Conforme o levantamento, após o Vale do Rio Doce, a região administrativa mais atendida por deputados estaduais é a dos vales do Jequitinhonha e Mucuri, com média de R$ 190 por habitante. Na sequência aparecem Noroeste (R$ 151), Zona da Mata (R$ 128), Alto Paranaíba (R$ 121), Sul de Minas (R$ 108) e Centro-Oeste (R$ 107). Já a Região Central, onde está Belo Horizonte, também aparece abaixo da marca de R$ 100 por morador.

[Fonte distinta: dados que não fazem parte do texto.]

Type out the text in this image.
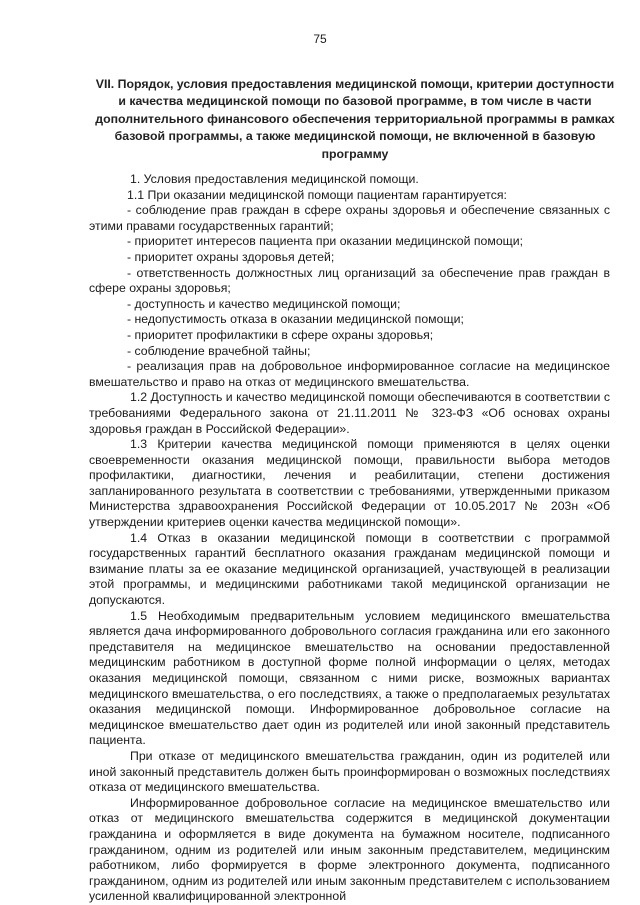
75
VII. Порядок, условия предоставления медицинской помощи, критерии доступности и качества медицинской помощи по базовой программе, в том числе в части дополнительного финансового обеспечения территориальной программы в рамках базовой программы, а также медицинской помощи, не включенной в базовую программу

1. Условия предоставления медицинской помощи.

1.1 При оказании медицинской помощи пациентам гарантируется:

- соблюдение прав граждан в сфере охраны здоровья и обеспечение связанных с этими правами государственных гарантий;

- приоритет интересов пациента при оказании медицинской помощи;

- приоритет охраны здоровья детей;

- ответственность должностных лиц организаций за обеспечение прав граждан в сфере охраны здоровья;

- доступность и качество медицинской помощи;

- недопустимость отказа в оказании медицинской помощи;

- приоритет профилактики в сфере охраны здоровья;

- соблюдение врачебной тайны;

- реализация прав на добровольное информированное согласие на медицинское вмешательство и право на отказ от медицинского вмешательства.

1.2 Доступность и качество медицинской помощи обеспечиваются в соответствии с требованиями Федерального закона от 21.11.2011 № 323-ФЗ «Об основах охраны здоровья граждан в Российской Федерации».

1.3 Критерии качества медицинской помощи применяются в целях оценки своевременности оказания медицинской помощи, правильности выбора методов профилактики, диагностики, лечения и реабилитации, степени достижения запланированного результата в соответствии с требованиями, утвержденными приказом Министерства здравоохранения Российской Федерации от 10.05.2017 № 203н «Об утверждении критериев оценки качества медицинской помощи».

1.4 Отказ в оказании медицинской помощи в соответствии с программой государственных гарантий бесплатного оказания гражданам медицинской помощи и взимание платы за ее оказание медицинской организацией, участвующей в реализации этой программы, и медицинскими работниками такой медицинской организации не допускаются.

1.5 Необходимым предварительным условием медицинского вмешательства является дача информированного добровольного согласия гражданина или его законного представителя на медицинское вмешательство на основании предоставленной медицинским работником в доступной форме полной информации о целях, методах оказания медицинской помощи, связанном с ними риске, возможных вариантах медицинского вмешательства, о его последствиях, а также о предполагаемых результатах оказания медицинской помощи. Информированное добровольное согласие на медицинское вмешательство дает один из родителей или иной законный представитель пациента.

При отказе от медицинского вмешательства гражданин, один из родителей или иной законный представитель должен быть проинформирован о возможных последствиях отказа от медицинского вмешательства.

Информированное добровольное согласие на медицинское вмешательство или отказ от медицинского вмешательства содержится в медицинской документации гражданина и оформляется в виде документа на бумажном носителе, подписанного гражданином, одним из родителей или иным законным представителем, медицинским работником, либо формируется в форме электронного документа, подписанного гражданином, одним из родителей или иным законным представителем с использованием усиленной квалифицированной электронной
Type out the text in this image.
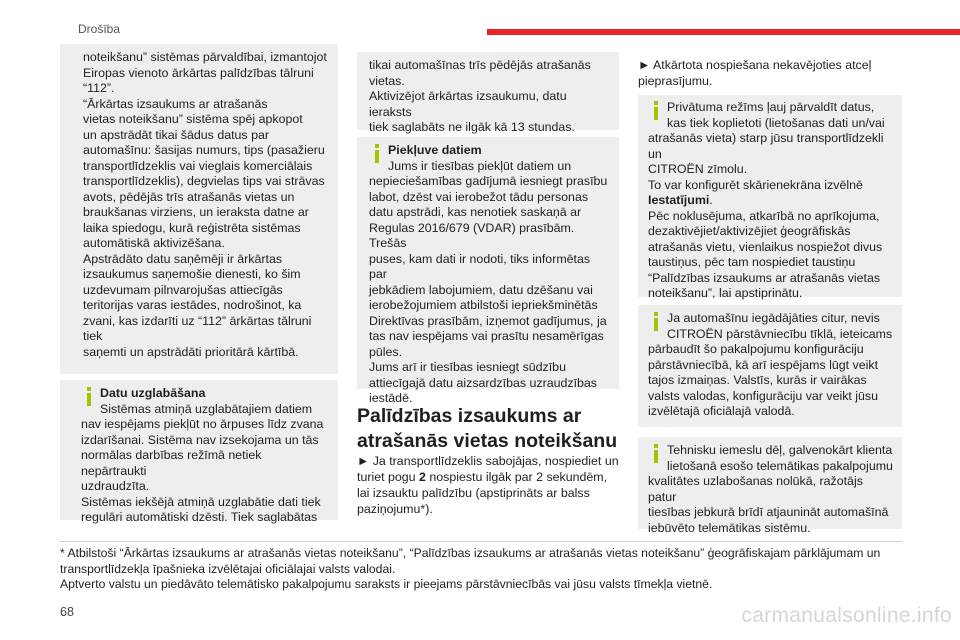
Drošība

noteikšanu” sistēmas pārvaldībai, izmantojot

Eiropas vienoto ārkārtas palīdzības tālruni

“112”.

“Ārkārtas izsaukums ar atrašanās

vietas noteikšanu” sistēma spēj apkopot

un apstrādāt tikai šādus datus par

automašīnu: šasijas numurs, tips (pasažieru

transportlīdzeklis vai vieglais komerciālais

transportlīdzeklis), degvielas tips vai strāvas

avots, pēdējās trīs atrašanās vietas un

braukšanas virziens, un ieraksta datne ar

laika spiedogu, kurā reģistrēta sistēmas

automātiskā aktivizēšana.

Apstrādāto datu saņēmēji ir ārkārtas

izsaukumus saņemošie dienesti, ko šim

uzdevumam pilnvarojušas attiecīgās

teritorijas varas iestādes, nodrošinot, ka

zvani, kas izdarīti uz “112” ārkārtas tālruni tiek

saņemti un apstrādāti prioritārā kārtībā.

Datu uzglabāšana

Sistēmas atmiņā uzglabātajiem datiem

nav iespējams piekļūt no ārpuses līdz zvana

izdarīšanai. Sistēma nav izsekojama un tās

normālas darbības režīmā netiek nepārtraukti

uzdraudzīta.

Sistēmas iekšējā atmiņā uzglabātie dati tiek

regulāri automātiski dzēsti. Tiek saglabātas

tikai automašīnas trīs pēdējās atrašanās

vietas.

Aktivizējot ārkārtas izsaukumu, datu ieraksts

tiek saglabāts ne ilgāk kā 13 stundas.

Piekļuve datiem

Jums ir tiesības piekļūt datiem un

nepieciešamības gadījumā iesniegt prasību

labot, dzēst vai ierobežot tādu personas

datu apstrādi, kas nenotiek saskaņā ar

Regulas 2016/679 (VDAR) prasībām. Trešās

puses, kam dati ir nodoti, tiks informētas par

jebkādiem labojumiem, datu dzēšanu vai

ierobežojumiem atbilstoši iepriekšminētās

Direktīvas prasībām, izņemot gadījumus, ja

tas nav iespējams vai prasītu nesamērīgas

pūles.

Jums arī ir tiesības iesniegt sūdzību

attiecīgajā datu aizsardzības uzraudzības

iestādē.

Palīdzības izsaukums ar
atrašanās vietas noteikšanu

► Ja transportlīdzeklis sabojājas, nospiediet un

turiet pogu 2 nospiestu ilgāk par 2 sekundēm,

lai izsauktu palīdzību (apstiprināts ar balss

paziņojumu*).

► Atkārtota nospiešana nekavējoties atceļ

pieprasījumu.

Privātuma režīms ļauj pārvaldīt datus,

kas tiek koplietoti (lietošanas dati un/vai

atrašanās vieta) starp jūsu transportlīdzekli un

CITROËN zīmolu.

To var konfigurēt skārienekrāna izvēlnē

Iestatījumi.

Pēc noklusējuma, atkarībā no aprīkojuma,

dezaktivējiet/aktivizējiet ģeogrāfiskās

atrašanās vietu, vienlaikus nospiežot divus

taustiņus, pēc tam nospiediet taustiņu

“Palīdzības izsaukums ar atrašanās vietas

noteikšanu”, lai apstiprinātu.

Ja automašīnu iegādājāties citur, nevis

CITROËN pārstāvniecību tīklā, ieteicams

pārbaudīt šo pakalpojumu konfigurāciju

pārstāvniecībā, kā arī iespējams lūgt veikt

tajos izmaiņas. Valstīs, kurās ir vairākas

valsts valodas, konfigurāciju var veikt jūsu

izvēlētajā oficiālajā valodā.

Tehnisku iemeslu dēļ, galvenokārt klienta

lietošanā esošo telemātikas pakalpojumu

kvalitātes uzlabošanas nolūkā, ražotājs patur

tiesības jebkurā brīdī atjaunināt automašīnā

iebūvēto telemātikas sistēmu.

* Atbilstoši “Ārkārtas izsaukums ar atrašanās vietas noteikšanu”, “Palīdzības izsaukums ar atrašanās vietas noteikšanu” ģeogrāfiskajam pārklājumam un

transportlīdzekļa īpašnieka izvēlētajai oficiālajai valsts valodai.

Aptverto valstu un piedāvāto telemātisko pakalpojumu saraksts ir pieejams pārstāvniecībās vai jūsu valsts tīmekļa vietnē.

68	carmanualsonline.info
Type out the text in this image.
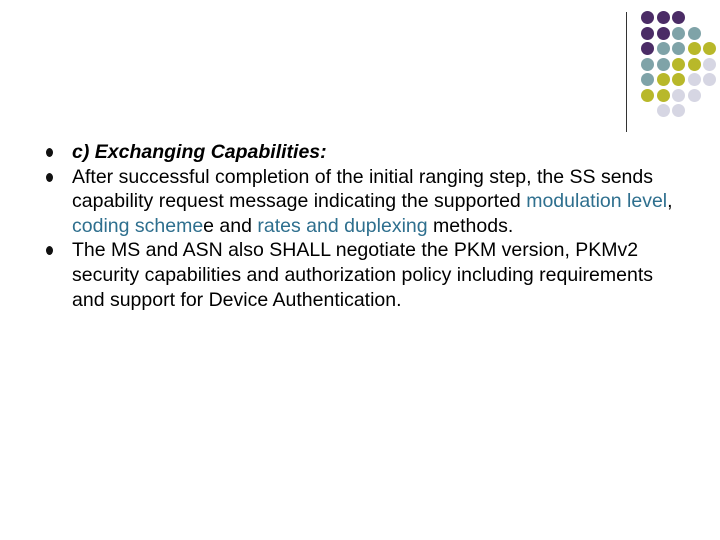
c) Exchanging Capabilities:
After successful completion of the initial ranging step, the SS sends capability request message indicating the supported modulation level, coding schemee and rates and duplexing methods.
The MS and ASN also SHALL negotiate the PKM version, PKMv2 security capabilities and authorization policy including requirements and support for Device Authentication.
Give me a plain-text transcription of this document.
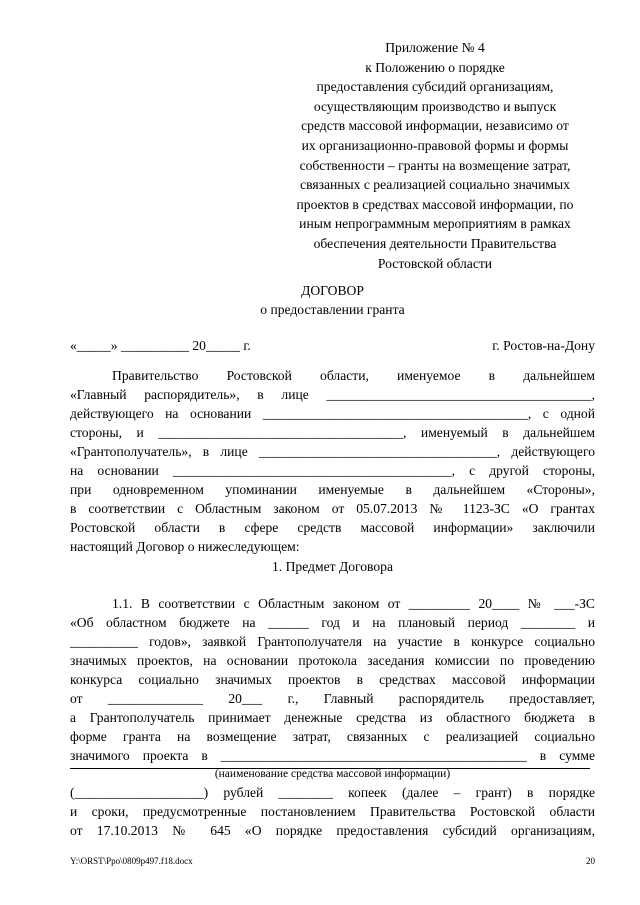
Приложение № 4
к Положению о порядке
предоставления субсидий организациям,
осуществляющим производство и выпуск
средств массовой информации, независимо от
их организационно-правовой формы и формы
собственности – гранты на возмещение затрат,
связанных с реализацией социально значимых
проектов в средствах массовой информации, по
иным непрограммным мероприятиям в рамках
обеспечения деятельности Правительства
Ростовской области
ДОГОВОР
о предоставлении гранта
«_____» __________ 20_____ г.	г. Ростов-на-Дону
Правительство Ростовской области, именуемое в дальнейшем
«Главный распорядитель», в лице _______________________________________,
действующего на основании _______________________________________, с одной
стороны, и ____________________________________, именуемый в дальнейшем
«Грантополучатель», в лице ___________________________________, действующего
на основании _________________________________________, с другой стороны,
при одновременном упоминании именуемые в дальнейшем «Стороны»,
в соответствии с Областным законом от 05.07.2013 № 1123-ЗС «О грантах
Ростовской области в сфере средств массовой информации» заключили
настоящий Договор о нижеследующем:
1. Предмет Договора
1.1. В соответствии с Областным законом от _________ 20____ № ___-ЗС
«Об областном бюджете на ______ год и на плановый период ________ и
__________ годов», заявкой Грантополучателя на участие в конкурсе социально
значимых проектов, на основании протокола заседания комиссии по проведению
конкурса социально значимых проектов в средствах массовой информации
от ______________ 20___ г., Главный распорядитель предоставляет,
а Грантополучатель принимает денежные средства из областного бюджета в
форме гранта на возмещение затрат, связанных с реализацией социально
значимого проекта в _____________________________________________ в сумме
(наименование средства массовой информации)
(___________________) рублей ________ копеек (далее – грант) в порядке
и сроки, предусмотренные постановлением Правительства Ростовской области
от 17.10.2013 № 645 «О порядке предоставления субсидий организациям,
Y:\ORST\Ppo\0809p497.f18.docx	20
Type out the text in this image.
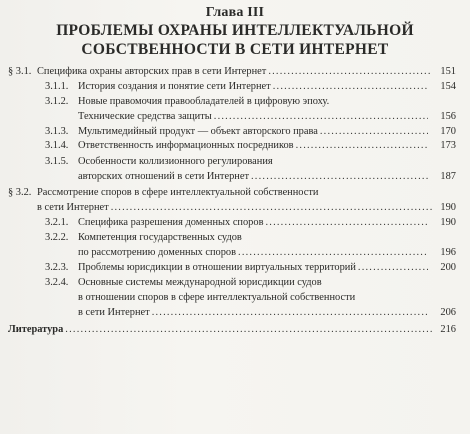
Глава III
ПРОБЛЕМЫ ОХРАНЫ ИНТЕЛЛЕКТУАЛЬНОЙ
СОБСТВЕННОСТИ В СЕТИ ИНТЕРНЕТ
§ 3.1. Специфика охраны авторских прав в сети Интернет .....	151
3.1.1. История создания и понятие сети Интернет .....	154
3.1.2. Новые правомочия правообладателей в цифровую эпоху.
Технические средства защиты .....	156
3.1.3. Мультимедийный продукт — объект авторского права .....	170
3.1.4. Ответственность информационных посредников .....	173
3.1.5. Особенности коллизионного регулирования
авторских отношений в сети Интернет .....	187
§ 3.2. Рассмотрение споров в сфере интеллектуальной собственности
в сети Интернет .....	190
3.2.1. Специфика разрешения доменных споров .....	190
3.2.2. Компетенция государственных судов
по рассмотрению доменных споров .....	196
3.2.3. Проблемы юрисдикции в отношении виртуальных территорий .....	200
3.2.4. Основные системы международной юрисдикции судов
в отношении споров в сфере интеллектуальной собственности
в сети Интернет .....	206
Литература .....	216
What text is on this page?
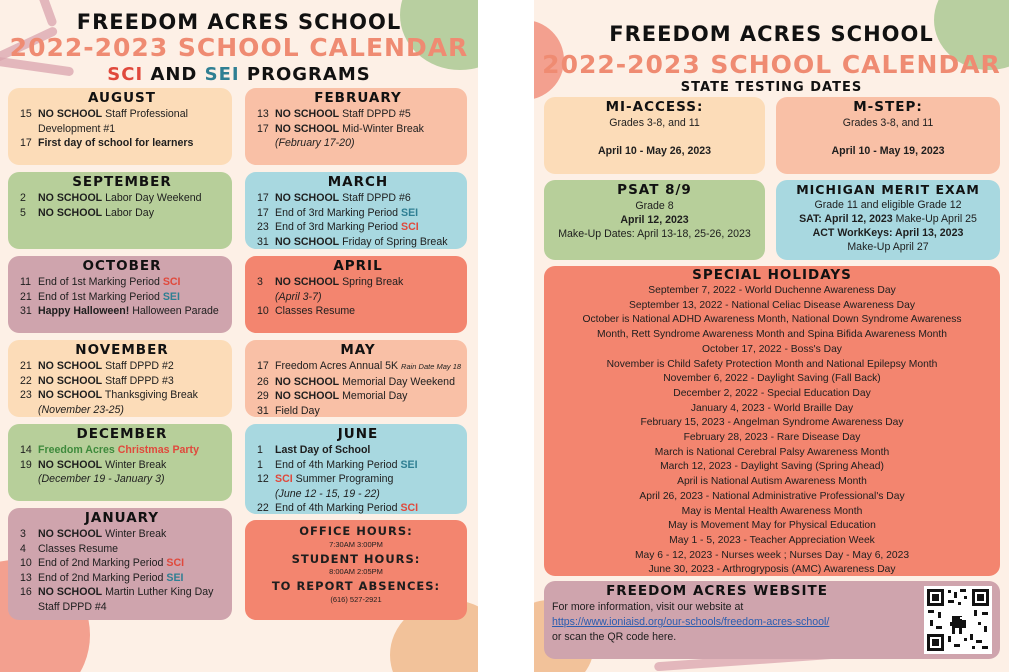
FREEDOM ACRES SCHOOL
2022-2023 SCHOOL CALENDAR
SCI AND SEI PROGRAMS
AUGUST
15 NO SCHOOL Staff Professional
Development #1
17 First day of school for learners
SEPTEMBER
2 NO SCHOOL Labor Day Weekend
5 NO SCHOOL Labor Day
OCTOBER
11 End of 1st Marking Period SCI
21 End of 1st Marking Period SEI
31 Happy Halloween! Halloween Parade
NOVEMBER
21 NO SCHOOL Staff DPPD #2
22 NO SCHOOL Staff DPPD #3
23 NO SCHOOL Thanksgiving Break
(November 23-25)
DECEMBER
14 Freedom Acres Christmas Party
19 NO SCHOOL Winter Break
(December 19 - January 3)
JANUARY
3 NO SCHOOL Winter Break
4 Classes Resume
10 End of 2nd Marking Period SCI
13 End of 2nd Marking Period SEI
16 NO SCHOOL Martin Luther King Day
Staff DPPD #4
FEBRUARY
13 NO SCHOOL Staff DPPD #5
17 NO SCHOOL Mid-Winter Break
(February 17-20)
MARCH
17 NO SCHOOL Staff DPPD #6
17 End of 3rd Marking Period SEI
23 End of 3rd Marking Period SCI
31 NO SCHOOL Friday of Spring Break
APRIL
3 NO SCHOOL Spring Break
(April 3-7)
10 Classes Resume
MAY
17 Freedom Acres Annual 5K Rain Date May 18
26 NO SCHOOL Memorial Day Weekend
29 NO SCHOOL Memorial Day
31 Field Day
JUNE
1 Last Day of School
1 End of 4th Marking Period SEI
12 SCI Summer Programing
(June 12 - 15, 19 - 22)
22 End of 4th Marking Period SCI
OFFICE HOURS:
7:30AM 3:00PM
STUDENT HOURS:
8:00AM 2:05PM
TO REPORT ABSENCES:
(616) 527-2921
FREEDOM ACRES SCHOOL
2022-2023 SCHOOL CALENDAR
STATE TESTING DATES
MI-ACCESS:
Grades 3-8, and 11
April 10 - May 26, 2023
M-STEP:
Grades 3-8, and 11
April 10 - May 19, 2023
PSAT 8/9
Grade 8
April 12, 2023
Make-Up Dates: April 13-18, 25-26, 2023
MICHIGAN MERIT EXAM
Grade 11 and eligible Grade 12
SAT: April 12, 2023 Make-Up April 25
ACT WorkKeys: April 13, 2023
Make-Up April 27
SPECIAL HOLIDAYS
September 7, 2022 - World Duchenne Awareness Day
September 13, 2022 - National Celiac Disease Awareness Day
October is National ADHD Awareness Month, National Down Syndrome Awareness
Month, Rett Syndrome Awareness Month and Spina Bifida Awareness Month
October 17, 2022 - Boss's Day
November is Child Safety Protection Month and National Epilepsy Month
November 6, 2022 - Daylight Saving (Fall Back)
December 2, 2022 - Special Education Day
January 4, 2023 - World Braille Day
February 15, 2023 - Angelman Syndrome Awareness Day
February 28, 2023 - Rare Disease Day
March is National Cerebral Palsy Awareness Month
March 12, 2023 - Daylight Saving (Spring Ahead)
April is National Autism Awareness Month
April 26, 2023 - National Administrative Professional's Day
May is Mental Health Awareness Month
May is Movement May for Physical Education
May 1 - 5, 2023 - Teacher Appreciation Week
May 6 - 12, 2023 - Nurses week ; Nurses Day - May 6, 2023
June 30, 2023 - Arthrogryposis (AMC) Awareness Day
FREEDOM ACRES WEBSITE
For more information, visit our website at
https://www.ioniaisd.org/our-schools/freedom-acres-school/
or scan the QR code here.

O estudo evidencia a dificuldade de Uberaba em manter representação política própria na Assembleia Legislativa. Nas eleições de 2022, os deputados estaduais eleitos mais votados na cidade foram Bruno Engler (PL), de Belo Horizonte, Delegada Sheila (PL), de Juiz de Fora, e Leonídio Bouças (PSDB), de Pará de Minas, demonstrando que os votos dos uberabenses acabaram distribuídos entre parlamentares de diferentes regiões do Estado.
A ausência de deputados estaduais diretamente ligados a Uberaba é apontada nos bastidores políticos como um dos fatores que podem impactar na capacidade de articulação de recursos para o município, especialmente em áreas como saúde, infraestrutura e assistência social.
De acordo com a metodologia utilizada por O Fator, foram considerados todos os tipos de emendas parlamentares, incluindo as individuais, as chamadas “emendas Pix”, transferências especiais nas quais as prefeituras possuem maior liberdade para utilização dos recursos, além das emendas de blocos parlamentares.
O levantamento levou em conta apenas os valores efetivamente pagos pelo Governo de Minas às prefeituras e entidades beneficiadas. Isso porque existe um trâmite legal entre a indicação da emenda e o pagamento dos recursos, seguindo regras da Subsecretaria de Gestão de Transferências Estaduais, vinculada à Segov.
Para calcular o valor médio recebido por habitante em cada região administrativa e nos municípios analisados, a reportagem utilizou os dados populacionais oficiais do Censo 2022 do Instituto Brasileiro de Geografia e Estatística (IBGE).
As emendas parlamentares estão previstas na Lei Orçamentária Anual (LOA) e possuem execução obrigatória pelo Poder Executivo. Na prática, representam um dos principais instrumentos de participação da Assembleia Legislativa na destinação de investimentos públicos em Minas Gerais. Historicamente, deputados tendem a direcionar recursos para cidades e regiões onde possuem maior base eleitoral, fortalecendo vínculos políticos e atendendo demandas locais consideradas prioritárias.